Winter Man presents a troubling portrait of America during a violent era often reduced to romanticized stereotypes. The character of Dutch Bill Griffenstein is a witness and survivor of tragedy. Through his eyes we see the story move from events at Sand Creek into hearings in Washington that paved the way for the massacre four years later at Washita. This was also a period when the United States was experiencing an increase in Jewish immigration. Many went west. As outsiders themselves, they often interacted with Native Americans, and in a few instances served as intermediaries between Native Americans and whites. The story of Winter Man illuminates the meeting of these two ritual cultures against the backdrop of an expansionist American society bent on domination at any cost. Winter Man weaves a rich, symbolic tale of startling beauty and emotional power. The show received a limited production in 1995 at La MaMa Theater in New York, and received an NEA Award.

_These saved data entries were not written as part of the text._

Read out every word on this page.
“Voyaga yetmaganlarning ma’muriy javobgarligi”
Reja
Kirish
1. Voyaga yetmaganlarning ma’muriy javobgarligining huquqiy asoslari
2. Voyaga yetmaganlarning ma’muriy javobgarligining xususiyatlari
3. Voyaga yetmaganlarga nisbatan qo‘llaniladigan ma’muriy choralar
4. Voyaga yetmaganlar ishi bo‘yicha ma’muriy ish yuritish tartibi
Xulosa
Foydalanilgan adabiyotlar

“I make my living as a poet. I consider the poet’s calling to be a part of the warrior’s ethic. The Cheyenne are an ancient people. We are informed by thousands of years of ritual life. The Winter Man project is a story from the progression of my people. “
- Lance Henson, Cheyenne Poet
“…Here were photographs of Jewish mountain men, fur traders, trappers, and scouts, often having intermarried with the tribes. As outsiders themselves, they were quicker to mingle with the Indians. Later, when Lance invited me to the Sundance ceremony, I lit the Shabbat candles in front of my tent while the drums of the ceremony were going and I wondered if a similar scene had occurred a hundred and fifty years earlier.”